The exterior walls are painted rendered with a render plinth course and rusticated render quoins. Square-headed window openings contain original timber sash windows with exposed sash boxes and historic glass, fitted with painted stone sills. The front elevation is six windows wide, with 6/6 timber sash windows to the ground floor and 6/3 to the first floor. The easternmost bay was built around 1930 and contains horizontally-glazed 2/2 windows. The entrance porch, also off-centre, is single-storey and gable-fronted with steel casement windows. Both ends of the front elevation are surmounted by masonry ball finials. A marble plaque attached to the front elevation commemorates: "John Wesley / Preached / From This House / 5th July 1771".

The west side of the entrance porch contains a square-headed door opening with an early twentieth-century flat-panelled timber door with decorative door furniture. The east gable, dating from around 1930, has steel casement windows to both floors and is abutted by a single-storey entrance porch with a square-headed door opening containing a flat-panelled and glazed timber door.

The rear elevation is rendered in rough-cast lime render with replacement plastic rainwater goods. It is abutted on the east by a single-storey return built around 1930, which connects to the east range of outbuildings. The west end of the rear is abutted by a two-storey redbrick return built around 1880, which has a lean-to rear entrance porch at the re-entrant angle. A tall rendered wall spans between both returns, forming a small enclosed yard with an outshot to the rear elevation covered in natural slate. The rear elevation contains timber sash windows matching the front elevation, with horizontally-glazed timber sash windows to the west return. The rear porch has a squat door opening to its east cheek, fitted with a plain timber door with brass door furniture and a metal canopy. The rear gable of the redbrick return is surmounted by a redbrick chimneystack with some rubblestone walling to the ground floor only.

The outbuildings are largely lime-washed rubblestone structures laid out on a U-plan, two-storey to the east and south, single-storey to the west.

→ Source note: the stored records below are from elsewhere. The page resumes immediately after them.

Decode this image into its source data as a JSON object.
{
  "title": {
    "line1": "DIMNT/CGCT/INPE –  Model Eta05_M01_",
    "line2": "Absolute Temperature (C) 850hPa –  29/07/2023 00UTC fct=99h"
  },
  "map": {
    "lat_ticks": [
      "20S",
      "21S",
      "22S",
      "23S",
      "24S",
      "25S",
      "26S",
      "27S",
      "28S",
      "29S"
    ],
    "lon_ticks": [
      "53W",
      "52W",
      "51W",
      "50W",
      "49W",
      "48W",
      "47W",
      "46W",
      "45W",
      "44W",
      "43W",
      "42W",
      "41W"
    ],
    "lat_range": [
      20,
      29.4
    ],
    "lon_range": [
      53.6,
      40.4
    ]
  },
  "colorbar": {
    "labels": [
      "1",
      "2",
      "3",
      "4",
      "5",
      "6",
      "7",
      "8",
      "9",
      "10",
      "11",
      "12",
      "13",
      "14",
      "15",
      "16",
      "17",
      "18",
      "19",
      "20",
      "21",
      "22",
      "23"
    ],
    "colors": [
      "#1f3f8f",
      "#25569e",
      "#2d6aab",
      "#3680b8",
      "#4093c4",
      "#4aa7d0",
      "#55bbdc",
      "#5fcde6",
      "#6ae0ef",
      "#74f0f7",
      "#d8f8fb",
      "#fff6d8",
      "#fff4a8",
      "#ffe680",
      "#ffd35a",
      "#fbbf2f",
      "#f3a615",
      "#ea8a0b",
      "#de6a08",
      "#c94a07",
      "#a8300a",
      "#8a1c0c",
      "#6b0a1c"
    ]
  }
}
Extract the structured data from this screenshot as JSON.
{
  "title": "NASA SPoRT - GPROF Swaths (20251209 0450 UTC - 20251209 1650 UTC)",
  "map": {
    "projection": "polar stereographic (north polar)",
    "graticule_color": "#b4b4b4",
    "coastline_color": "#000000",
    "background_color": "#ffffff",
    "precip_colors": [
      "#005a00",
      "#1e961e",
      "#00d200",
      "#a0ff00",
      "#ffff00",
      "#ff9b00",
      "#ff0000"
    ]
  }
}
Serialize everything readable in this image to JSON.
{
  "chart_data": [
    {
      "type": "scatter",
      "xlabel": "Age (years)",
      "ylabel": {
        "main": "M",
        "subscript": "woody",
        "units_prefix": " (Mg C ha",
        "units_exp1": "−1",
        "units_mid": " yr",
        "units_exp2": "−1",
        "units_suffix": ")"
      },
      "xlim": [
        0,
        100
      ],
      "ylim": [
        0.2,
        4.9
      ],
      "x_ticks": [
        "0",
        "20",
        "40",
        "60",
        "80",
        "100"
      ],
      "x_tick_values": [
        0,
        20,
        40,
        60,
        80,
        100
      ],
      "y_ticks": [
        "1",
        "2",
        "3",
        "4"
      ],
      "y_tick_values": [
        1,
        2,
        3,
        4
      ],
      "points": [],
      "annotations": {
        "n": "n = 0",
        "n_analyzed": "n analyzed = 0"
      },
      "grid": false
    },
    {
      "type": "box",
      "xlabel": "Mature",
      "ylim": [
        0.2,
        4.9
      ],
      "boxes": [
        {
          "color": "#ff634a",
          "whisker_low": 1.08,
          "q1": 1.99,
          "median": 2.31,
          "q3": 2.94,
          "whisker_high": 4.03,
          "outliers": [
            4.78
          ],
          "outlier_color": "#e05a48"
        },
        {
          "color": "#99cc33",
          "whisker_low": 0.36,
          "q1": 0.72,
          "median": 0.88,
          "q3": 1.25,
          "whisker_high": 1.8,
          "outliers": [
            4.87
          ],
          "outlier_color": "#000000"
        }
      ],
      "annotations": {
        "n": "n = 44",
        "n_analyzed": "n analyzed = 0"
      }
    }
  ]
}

They have pitched natural slate roofs with apex vents, cast-iron rainwater goods, and original timber sheeted doors and shutters. The rear yard is concrete-paved with a central mature lime tree. The avenue opening into the rear yard is fitted with replacement salvaged cast-iron gates.

The front garden is enclosed to the road by a low rendered wall with iron railing and two sets of decorative wrought-iron gates.